Dean’s stomach bottomed out.
“Someone came to HR. Said there’s been inappropriate conduct between you and a member of your crew.”
Dean didn’t blink. “Is there a formal complaint?”
“No. But they’re watching. Waiting. One wrong move, and they’ll go official.”
Dean’s jaw ached from the effort of holding himself together.
“You’ve been distracted,” Stark went on. “Off your game. The other captains noticed. So did McKenna.”
“She told you?”
“She didn’t need to. It’s all over the station.”
Dean exhaled through his nose, careful not to let anything show.
“I don’t need to know the details,” Stark said, voice like a warning. “But I do need you to hear me. If HR gets wind of a superior abusing authority—especially with your history—”
“There’s nothing to report,” Dean lied. “Nothing happened.”
Stark’s stare cut into him. “You sure about that?”
“Yes, sir.”
It was a clean lie. Sharp. Practiced. His only shield.
Stark sighed. “Alright. Then I suggest you make damn sure it stays that way.”
Dean left the office with a stomach full of rot and a heart full of broken glass. He should’ve been relieved. But all he could feel was the buzz in his blood. The ache in his knuckles. The phantom press of her skin under his hands.

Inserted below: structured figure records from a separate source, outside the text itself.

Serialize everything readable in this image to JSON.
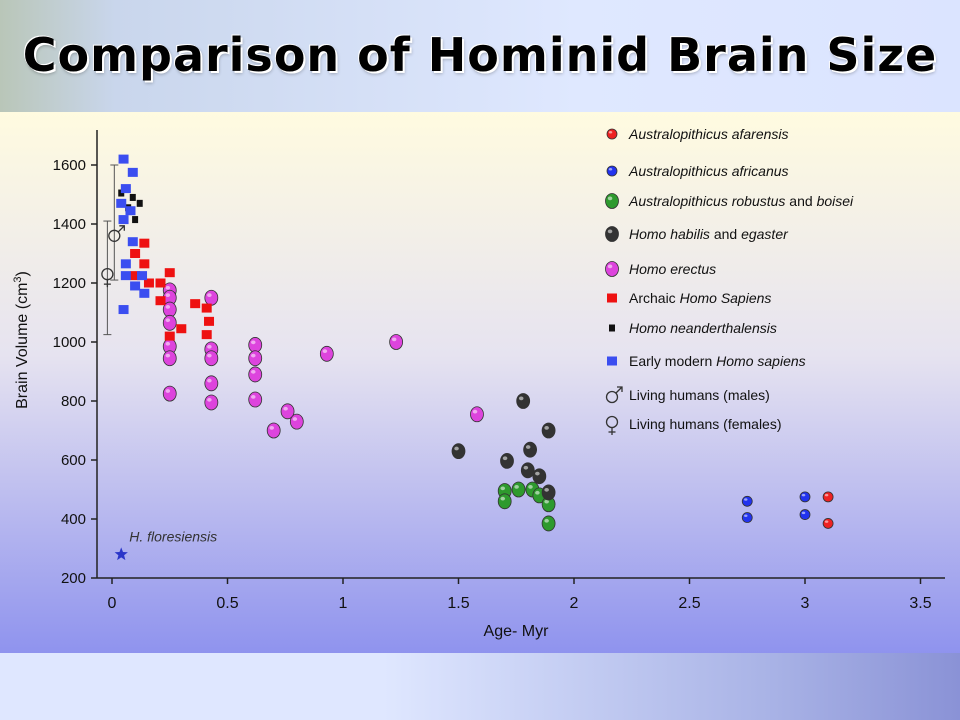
{
  "slide": {
    "title": "Comparison of Hominid Brain Size",
    "slide_number": ""
  },
  "chart_data": {
    "type": "scatter",
    "title": "Comparison of Hominid Brain Size",
    "xlabel": "Age- Myr",
    "ylabel": "Brain Volume (cm3)",
    "ylabel_parts": {
      "main": "Brain Volume (cm",
      "sup": "3",
      "close": ")"
    },
    "xlim": [
      0,
      3.5
    ],
    "ylim": [
      200,
      1700
    ],
    "x_axis_reversed": false,
    "x_ticks": [
      {
        "value": 0,
        "label": "0"
      },
      {
        "value": 0.5,
        "label": "0.5"
      },
      {
        "value": 1,
        "label": "1"
      },
      {
        "value": 1.5,
        "label": "1.5"
      },
      {
        "value": 2,
        "label": "2"
      },
      {
        "value": 2.5,
        "label": "2.5"
      },
      {
        "value": 3,
        "label": "3"
      },
      {
        "value": 3.5,
        "label": "3.5"
      }
    ],
    "y_ticks": [
      {
        "value": 200,
        "label": "200"
      },
      {
        "value": 400,
        "label": "400"
      },
      {
        "value": 600,
        "label": "600"
      },
      {
        "value": 800,
        "label": "800"
      },
      {
        "value": 1000,
        "label": "1000"
      },
      {
        "value": 1200,
        "label": "1200"
      },
      {
        "value": 1400,
        "label": "1400"
      },
      {
        "value": 1600,
        "label": "1600"
      }
    ],
    "grid": false,
    "legend_position": "top-right",
    "series": [
      {
        "name": "Australopithicus afarensis",
        "legend_parts": [
          {
            "text": "Australopithicus afarensis",
            "italic": true
          }
        ],
        "marker": "circle-small",
        "color": "#ee2222",
        "points": [
          [
            3.1,
            475
          ],
          [
            3.1,
            385
          ]
        ]
      },
      {
        "name": "Australopithicus africanus",
        "legend_parts": [
          {
            "text": "Australopithicus africanus",
            "italic": true
          }
        ],
        "marker": "circle-small",
        "color": "#2233ee",
        "points": [
          [
            2.75,
            460
          ],
          [
            2.75,
            405
          ],
          [
            3.0,
            475
          ],
          [
            3.0,
            415
          ]
        ]
      },
      {
        "name": "Australopithicus robustus and boisei",
        "legend_parts": [
          {
            "text": "Australopithicus robustus",
            "italic": true
          },
          {
            "text": " and ",
            "italic": false
          },
          {
            "text": "boisei",
            "italic": true
          }
        ],
        "marker": "circle",
        "color": "#2e9a2e",
        "points": [
          [
            1.7,
            495
          ],
          [
            1.7,
            460
          ],
          [
            1.76,
            500
          ],
          [
            1.82,
            500
          ],
          [
            1.85,
            480
          ],
          [
            1.89,
            450
          ],
          [
            1.89,
            385
          ]
        ]
      },
      {
        "name": "Homo habilis and egaster",
        "legend_parts": [
          {
            "text": "Homo habilis",
            "italic": true
          },
          {
            "text": " and ",
            "italic": false
          },
          {
            "text": "egaster",
            "italic": true
          }
        ],
        "marker": "circle",
        "color": "#333333",
        "points": [
          [
            1.5,
            630
          ],
          [
            1.71,
            597
          ],
          [
            1.78,
            800
          ],
          [
            1.8,
            565
          ],
          [
            1.81,
            635
          ],
          [
            1.85,
            545
          ],
          [
            1.89,
            700
          ],
          [
            1.89,
            490
          ]
        ]
      },
      {
        "name": "Homo erectus",
        "legend_parts": [
          {
            "text": "Homo erectus",
            "italic": true
          }
        ],
        "marker": "circle",
        "color": "#dd44dd",
        "points": [
          [
            0.25,
            1175
          ],
          [
            0.25,
            1150
          ],
          [
            0.25,
            1110
          ],
          [
            0.25,
            1065
          ],
          [
            0.25,
            985
          ],
          [
            0.25,
            945
          ],
          [
            0.25,
            825
          ],
          [
            0.43,
            1150
          ],
          [
            0.43,
            975
          ],
          [
            0.43,
            945
          ],
          [
            0.43,
            860
          ],
          [
            0.43,
            795
          ],
          [
            0.62,
            990
          ],
          [
            0.62,
            945
          ],
          [
            0.62,
            890
          ],
          [
            0.62,
            805
          ],
          [
            0.7,
            700
          ],
          [
            0.76,
            765
          ],
          [
            0.8,
            730
          ],
          [
            0.93,
            960
          ],
          [
            1.23,
            1000
          ],
          [
            1.58,
            755
          ]
        ]
      },
      {
        "name": "Archaic Homo Sapiens",
        "legend_parts": [
          {
            "text": "Archaic ",
            "italic": false
          },
          {
            "text": "Homo Sapiens",
            "italic": true
          }
        ],
        "marker": "square",
        "color": "#ee1111",
        "points": [
          [
            0.1,
            1300
          ],
          [
            0.1,
            1225
          ],
          [
            0.14,
            1335
          ],
          [
            0.14,
            1265
          ],
          [
            0.16,
            1200
          ],
          [
            0.21,
            1200
          ],
          [
            0.21,
            1140
          ],
          [
            0.25,
            1235
          ],
          [
            0.25,
            1020
          ],
          [
            0.3,
            1045
          ],
          [
            0.36,
            1130
          ],
          [
            0.41,
            1115
          ],
          [
            0.41,
            1025
          ],
          [
            0.42,
            1070
          ]
        ]
      },
      {
        "name": "Homo neanderthalensis",
        "legend_parts": [
          {
            "text": "Homo neanderthalensis",
            "italic": true
          }
        ],
        "marker": "square-small",
        "color": "#111111",
        "points": [
          [
            0.04,
            1505
          ],
          [
            0.07,
            1455
          ],
          [
            0.09,
            1490
          ],
          [
            0.1,
            1415
          ],
          [
            0.12,
            1470
          ]
        ]
      },
      {
        "name": "Early modern Homo sapiens",
        "legend_parts": [
          {
            "text": "Early modern ",
            "italic": false
          },
          {
            "text": "Homo sapiens",
            "italic": true
          }
        ],
        "marker": "square",
        "color": "#3b4ef0",
        "points": [
          [
            0.05,
            1620
          ],
          [
            0.09,
            1575
          ],
          [
            0.06,
            1520
          ],
          [
            0.04,
            1470
          ],
          [
            0.08,
            1445
          ],
          [
            0.05,
            1415
          ],
          [
            0.09,
            1340
          ],
          [
            0.06,
            1265
          ],
          [
            0.06,
            1225
          ],
          [
            0.13,
            1225
          ],
          [
            0.1,
            1190
          ],
          [
            0.14,
            1165
          ],
          [
            0.05,
            1110
          ]
        ]
      },
      {
        "name": "Living humans (males)",
        "legend_parts": [
          {
            "text": "Living humans (males)",
            "italic": false
          }
        ],
        "marker": "male",
        "range": {
          "x": 0.01,
          "center": 1360,
          "low": 1210,
          "high": 1600
        }
      },
      {
        "name": "Living humans (females)",
        "legend_parts": [
          {
            "text": "Living humans (females)",
            "italic": false
          }
        ],
        "marker": "female",
        "range": {
          "x": -0.02,
          "center": 1230,
          "low": 1025,
          "high": 1410
        }
      }
    ],
    "annotations": [
      {
        "text": "H. floresiensis",
        "x": 0.04,
        "y": 280,
        "marker": "star",
        "color": "#2a35c9"
      }
    ]
  }
}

He shut the door behind him and leaned against the hallway wall, his breath caught somewhere between fury and collapse. That was it. The warning shot. The chance to salvage what was left of his name, his career, his spine. And he couldn’t take it—not really. Because whatever he’d done with Talia, whatever he’d let himself become, it wasn’t just a mistake anymore.

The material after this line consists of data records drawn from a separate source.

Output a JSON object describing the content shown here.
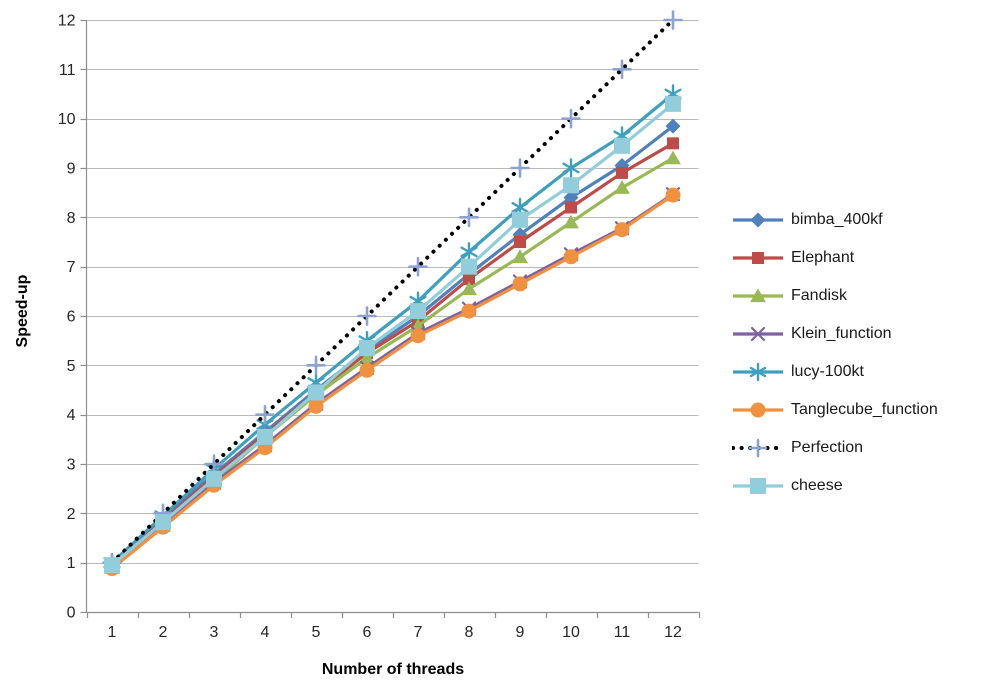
{
  "chart_data": {
    "type": "line",
    "title": "",
    "xlabel": "Number of threads",
    "ylabel": "Speed-up",
    "x": [
      1,
      2,
      3,
      4,
      5,
      6,
      7,
      8,
      9,
      10,
      11,
      12
    ],
    "ylim": [
      0,
      12
    ],
    "y_ticks": [
      0,
      1,
      2,
      3,
      4,
      5,
      6,
      7,
      8,
      9,
      10,
      11,
      12
    ],
    "grid": "horizontal",
    "legend_position": "right",
    "series": [
      {
        "name": "bimba_400kf",
        "color": "#4F81BD",
        "marker": "diamond",
        "marker_size": 15,
        "line": "solid",
        "values": [
          0.95,
          1.9,
          2.8,
          3.65,
          4.5,
          5.3,
          6.0,
          6.85,
          7.65,
          8.4,
          9.05,
          9.85
        ]
      },
      {
        "name": "Elephant",
        "color": "#BE4B48",
        "marker": "square",
        "marker_size": 12,
        "line": "solid",
        "values": [
          0.95,
          1.85,
          2.75,
          3.6,
          4.45,
          5.25,
          5.9,
          6.75,
          7.5,
          8.2,
          8.9,
          9.5
        ]
      },
      {
        "name": "Fandisk",
        "color": "#98B954",
        "marker": "triangle",
        "marker_size": 15,
        "line": "solid",
        "values": [
          0.9,
          1.75,
          2.65,
          3.55,
          4.4,
          5.15,
          5.8,
          6.55,
          7.2,
          7.9,
          8.6,
          9.2
        ]
      },
      {
        "name": "Klein_function",
        "color": "#7E62A1",
        "marker": "x",
        "marker_size": 12,
        "line": "solid",
        "values": [
          0.93,
          1.78,
          2.62,
          3.38,
          4.22,
          4.95,
          5.65,
          6.15,
          6.7,
          7.25,
          7.78,
          8.47
        ]
      },
      {
        "name": "lucy-100kt",
        "color": "#3F9FBF",
        "marker": "asterisk",
        "marker_size": 17,
        "line": "solid",
        "values": [
          1.0,
          1.95,
          2.9,
          3.8,
          4.65,
          5.5,
          6.3,
          7.3,
          8.2,
          9.0,
          9.65,
          10.5
        ]
      },
      {
        "name": "Tanglecube_function",
        "color": "#F0913F",
        "marker": "circle",
        "marker_size": 15,
        "line": "solid",
        "values": [
          0.88,
          1.72,
          2.57,
          3.33,
          4.17,
          4.9,
          5.6,
          6.1,
          6.65,
          7.2,
          7.75,
          8.45
        ]
      },
      {
        "name": "Perfection",
        "color": "#000000",
        "marker": "plus",
        "marker_size": 17,
        "marker_color": "#8CA3D2",
        "line": "dotted",
        "values": [
          1,
          2,
          3,
          4,
          5,
          6,
          7,
          8,
          9,
          10,
          11,
          12
        ]
      },
      {
        "name": "cheese",
        "color": "#92CDDC",
        "marker": "square",
        "marker_size": 16,
        "line": "solid",
        "values": [
          0.95,
          1.82,
          2.7,
          3.55,
          4.45,
          5.35,
          6.1,
          7.0,
          7.95,
          8.65,
          9.45,
          10.3
        ]
      }
    ]
  },
  "colors": {
    "background": "#FFFFFF",
    "gridline": "#B9B9B9",
    "axis": "#8E8E8E",
    "text": "#262626",
    "perfection_marker": "#8CA3D2"
  }
}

It was in his blood now. In the way he thought, the way he breathed.
He hadn’t just crossed a line. He’d razed the entire map.
He replayed the memory on an endless loop: her legs wrapped around his waist, the hitch of her breath as he drove into her, the way she whispered his name like it hurt to say it. The memory should’ve made him sick. Instead, it only made him harder. Filthier. Like he wanted to climb inside her skin and never leave.

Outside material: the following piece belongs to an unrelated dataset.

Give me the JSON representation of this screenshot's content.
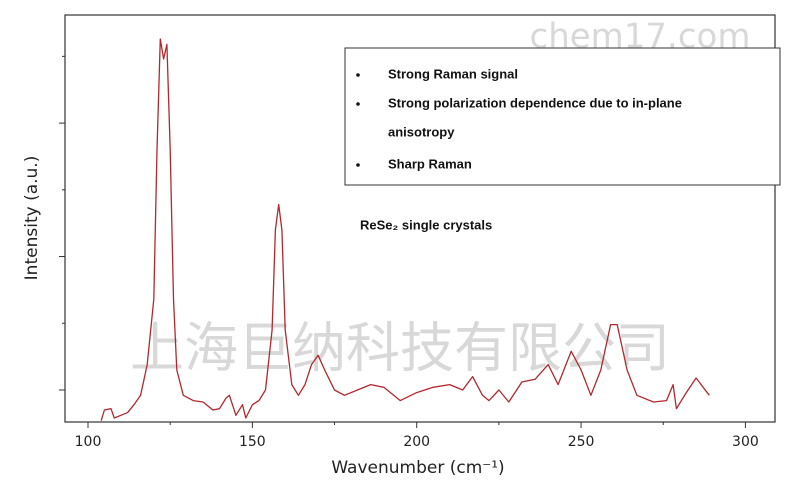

Back in the bay, Talia stood beside the engine, checking the side compartments. Her hair was up. Her turnout pants hungloose on her hips. She moved mechanically, as if her thoughts were elsewhere.
Dean watched her from across the rig. His hands itched to grab her. To remind her of who she belonged to. But he couldn’t—not with everyone watching. Not with his career hanging by a thread.
She turned, saw him, and walked away. Didn’t even blink. Didn’t hesitate. Just… walked like he didn’t exist. Like he hadn’t made her come with her back against the wall and his hand at her throat.
Dean stared after her, breath caught somewhere in the hollow between rage and grief.
Then he saw King. Elijah King, transfer from Station 41. Ex-military, squared jaw, polite smile, clean gear. He stood beside Talia now, asking her something about the ladder configurations. Not in a condescending way. Not the way most guys did with her. No, he was listening. Really listening.
Talia actually smiled. Just a flicker. Soft. Real.
Dean felt something crack in his chest.
Jake saw it too. He was across the bay, leaning against the lockers, arms folded. Watching. His face was unreadable. His eyes black.
The tension between them was a thread pulled tight, thinner by the second.
Dean looked away, heart hammering, blood thick with need and regret. He didn’t know how much longer he could hold himself back. He didn’t know who would snap first—Jake, King, or himself.